Sometimes it looks like a quiet conversation, shaky hands, and a voice that cracks halfway through.

A man used the line “boys will be boys” to excuse a man hassling a woman at a licensed venue.
Just a throwaway comment.
Except it isn't.

It was a reminder - that even now, in 2025, we’re still normalising harmful behaviour with tired old lines. That women are still expected to smile, stay quiet, and not make a scene.

I nearly did just that.

But something in me - the older, bolder, done-with-the-bullshit part - said no.

I approached him privately afterwards, nervous as hell, and said, “As a man you may not realise how dangerous the "boys will be boys" comment is. It excuses aggression towards others, which is never ok .”

He tried to brush it off. But I didn’t let him. Even though it would have been way easier to. I came back to my point, and explained that this comment provides a permission slip for poor behaviour that is often directed at women - and minimises the impact this has on us. 

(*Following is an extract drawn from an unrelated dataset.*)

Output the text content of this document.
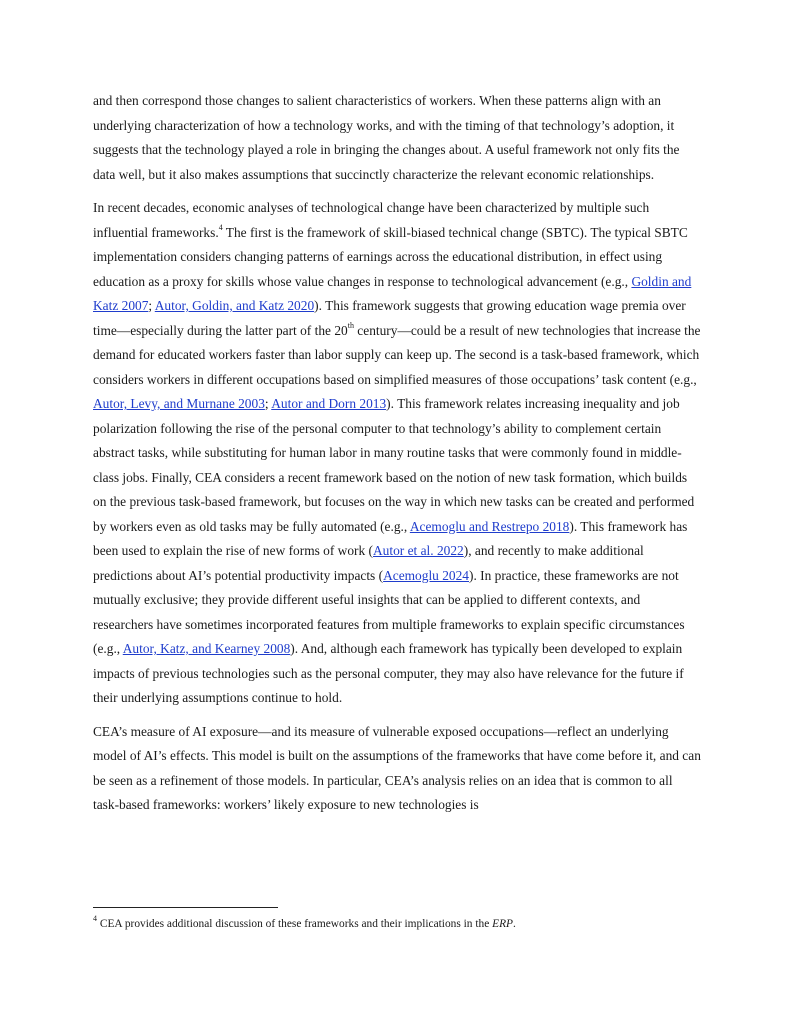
and then correspond those changes to salient characteristics of workers. When these patterns align with an underlying characterization of how a technology works, and with the timing of that technology’s adoption, it suggests that the technology played a role in bringing the changes about. A useful framework not only fits the data well, but it also makes assumptions that succinctly characterize the relevant economic relationships.

In recent decades, economic analyses of technological change have been characterized by multiple such influential frameworks.$^4$ The first is the framework of skill-biased technical change (SBTC). The typical SBTC implementation considers changing patterns of earnings across the educational distribution, in effect using education as a proxy for skills whose value changes in response to technological advancement (e.g., Goldin and Katz 2007; Autor, Goldin, and Katz 2020). This framework suggests that growing education wage premia over time—especially during the latter part of the 20th century—could be a result of new technologies that increase the demand for educated workers faster than labor supply can keep up. The second is a task-based framework, which considers workers in different occupations based on simplified measures of those occupations’ task content (e.g., Autor, Levy, and Murnane 2003; Autor and Dorn 2013). This framework relates increasing inequality and job polarization following the rise of the personal computer to that technology’s ability to complement certain abstract tasks, while substituting for human labor in many routine tasks that were commonly found in middle-class jobs. Finally, CEA considers a recent framework based on the notion of new task formation, which builds on the previous task-based framework, but focuses on the way in which new tasks can be created and performed by workers even as old tasks may be fully automated (e.g., Acemoglu and Restrepo 2018). This framework has been used to explain the rise of new forms of work (Autor et al. 2022), and recently to make additional predictions about AI’s potential productivity impacts (Acemoglu 2024). In practice, these frameworks are not mutually exclusive; they provide different useful insights that can be applied to different contexts, and researchers have sometimes incorporated features from multiple frameworks to explain specific circumstances (e.g., Autor, Katz, and Kearney 2008). And, although each framework has typically been developed to explain impacts of previous technologies such as the personal computer, they may also have relevance for the future if their underlying assumptions continue to hold.

CEA’s measure of AI exposure—and its measure of vulnerable exposed occupations—reflect an underlying model of AI’s effects. This model is built on the assumptions of the frameworks that have come before it, and can be seen as a refinement of those models. In particular, CEA’s analysis relies on an idea that is common to all task-based frameworks: workers’ likely exposure to new technologies is

$^4$ CEA provides additional discussion of these frameworks and their implications in the ERP.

Because it matters. It always has. And for a long time we have been conditioned to accept this bullshit.

Confidence isn’t about being fearless. It’s about feeling afraid - and speaking up anyway.
That’s the kind of woman I want to be. That’s the kind of brand I’m building.

For women who’ve been told to shrink, smile, settle.
For those who picked themselves, even when it felt like no one else would.

For me, creating Luckies was about rebellion. A daily reminder that we deserve better - from your undies, and from the world.

Because we’re not girls who stay quiet anymore.
We’re women who say it, even when our voice shakes.